Besides grass, the cows are fed hay saturated in apple cider vinegar during the winter, which supports digestion and gut health. The animals are processed at Superior Meats once they reach a healthy weight and age.

“With grazing, we try to mimic the herds of buffalo when they come through, impact an area, and then move on and really rest the area,” Morris said. “Then all their manure and urine fertilizes it. It feeds our soil and we have healthier animals that aren’t dependent on chemicals or pesticides. It’s healthier for the consumer. I mean, it all works together.”

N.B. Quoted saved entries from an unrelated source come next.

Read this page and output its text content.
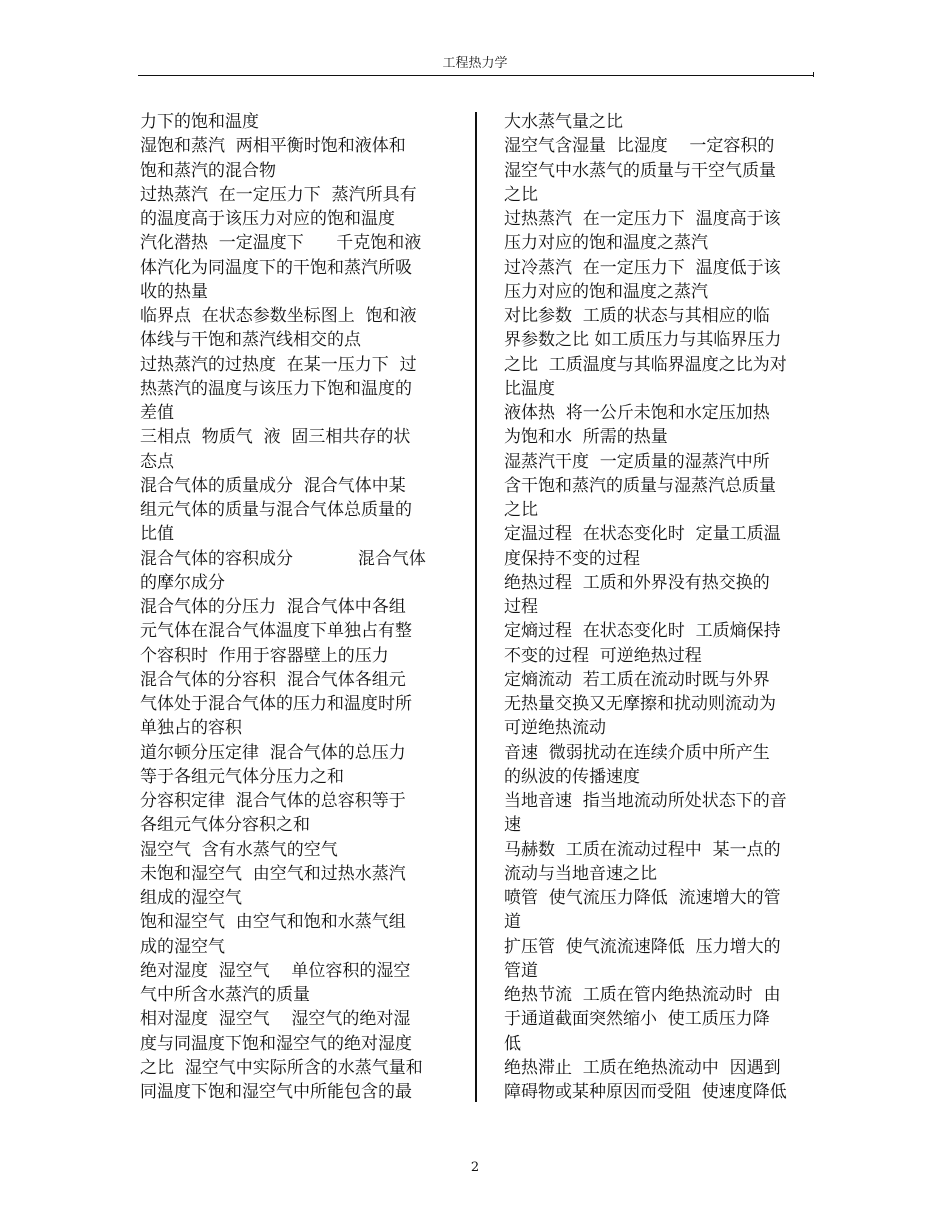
工程热力学
力下的饱和温度
湿饱和蒸汽  两相平衡时饱和液体和
饱和蒸汽的混合物
过热蒸汽  在一定压力下  蒸汽所具有
的温度高于该压力对应的饱和温度
汽化潜热  一定温度下      千克饱和液
体汽化为同温度下的干饱和蒸汽所吸
收的热量
临界点  在状态参数坐标图上  饱和液
体线与干饱和蒸汽线相交的点
过热蒸汽的过热度  在某一压力下  过
热蒸汽的温度与该压力下饱和温度的
差值
三相点  物质气  液  固三相共存的状
态点
混合气体的质量成分  混合气体中某
组元气体的质量与混合气体总质量的
比值
混合气体的容积成分            混合气体
的摩尔成分
混合气体的分压力  混合气体中各组
元气体在混合气体温度下单独占有整
个容积时  作用于容器壁上的压力
混合气体的分容积  混合气体各组元
气体处于混合气体的压力和温度时所
单独占的容积
道尔顿分压定律  混合气体的总压力
等于各组元气体分压力之和
分容积定律  混合气体的总容积等于
各组元气体分容积之和
湿空气  含有水蒸气的空气
未饱和湿空气  由空气和过热水蒸汽
组成的湿空气
饱和湿空气  由空气和饱和水蒸气组
成的湿空气
绝对湿度  湿空气    单位容积的湿空
气中所含水蒸汽的质量
相对湿度  湿空气    湿空气的绝对湿
度与同温度下饱和湿空气的绝对湿度
之比  湿空气中实际所含的水蒸气量和
同温度下饱和湿空气中所能包含的最
大水蒸气量之比
湿空气含湿量  比湿度    一定容积的
湿空气中水蒸气的质量与干空气质量
之比
过热蒸汽  在一定压力下  温度高于该
压力对应的饱和温度之蒸汽
过冷蒸汽  在一定压力下  温度低于该
压力对应的饱和温度之蒸汽
对比参数  工质的状态与其相应的临
界参数之比 如工质压力与其临界压力
之比  工质温度与其临界温度之比为对
比温度
液体热  将一公斤未饱和水定压加热
为饱和水  所需的热量
湿蒸汽干度  一定质量的湿蒸汽中所
含干饱和蒸汽的质量与湿蒸汽总质量
之比
定温过程  在状态变化时  定量工质温
度保持不变的过程
绝热过程  工质和外界没有热交换的
过程
定熵过程  在状态变化时  工质熵保持
不变的过程  可逆绝热过程
定熵流动  若工质在流动时既与外界
无热量交换又无摩擦和扰动则流动为
可逆绝热流动
音速  微弱扰动在连续介质中所产生
的纵波的传播速度
当地音速  指当地流动所处状态下的音
速
马赫数  工质在流动过程中  某一点的
流动与当地音速之比
喷管  使气流压力降低  流速增大的管
道
扩压管  使气流流速降低  压力增大的
管道
绝热节流  工质在管内绝热流动时  由
于通道截面突然缩小  使工质压力降
低
绝热滞止  工质在绝热流动中  因遇到
障碍物或某种原因而受阻  使速度降低
2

Morris owns about 240 acres in Miller Creek between Missoula and Lolo. About 160 acres of that is permanently protected through a conservation easement monitored by Five Valleys Land Trust. In all, the company leases about 5,000 acres for its cattle.

Miller Creek gurgles through the land, as Morris’ four-legged ranch dogs Zu, Bitt and Addi trot along at his side. As part of the new easement, Morris and his team partnered with the Bitter Root Water Forum and planted 450 chokecherry trees, willows and cottonwood trees along the creek.

The property is also home to a Farm 2 Market store, where Morris sells burger, stew meat, ribs and more. Customers can leave money in a locked drop box and be on their way. The Morrises have raised cattle since 2014.

Construction is underway on a hillside adjacent to the ranch. Morris said that about 700 housing units will be built in coming years, but the Oxbow land will remain untouched and green for generations to come, thanks to the conservation easement.

“We know that there will never be any homes on this land, and it’ll always be in agriculture,” he said. “It’ll always have the opportunity to be in agriculture, which this close to Missoula is huge in our opinion.”

Tiny Brown Dancer was born premature and its mother contracted an infection during birth. So the calf must be bottle fed several times each day. (Mari Hall/Missoula Current)

Morris met his wife at the University of Wyoming, where he studied and pursued a career in wildlife biology for 16 years. Wendy Morris became an anesthesiologist after her family’s ranch, which operated for four generations, was no longer sustainable.

“We want to make this sustainable, and the only way it’s sustainable is if it can pass onto the next generation,” Bart Morris said. “It has to be a money-making business. If you make money from the land, you have to take care of the land or you can’t make money.”

Her family’s farm in Colorado was different from what Oxbow is today. The Oxbow’s owners, along with their two employees, want other ranchers to learn from them, rather than to be their competitors. Ranching should be sustainable and respect livestock, they said.

“The door opened to start down this road in a very nontraditional way,” Bart Morris said. “The way Wendy was raised, it was the opposite. She had a feedlot out her back door in Colorado. This is the total opposite, and we feel good about it.”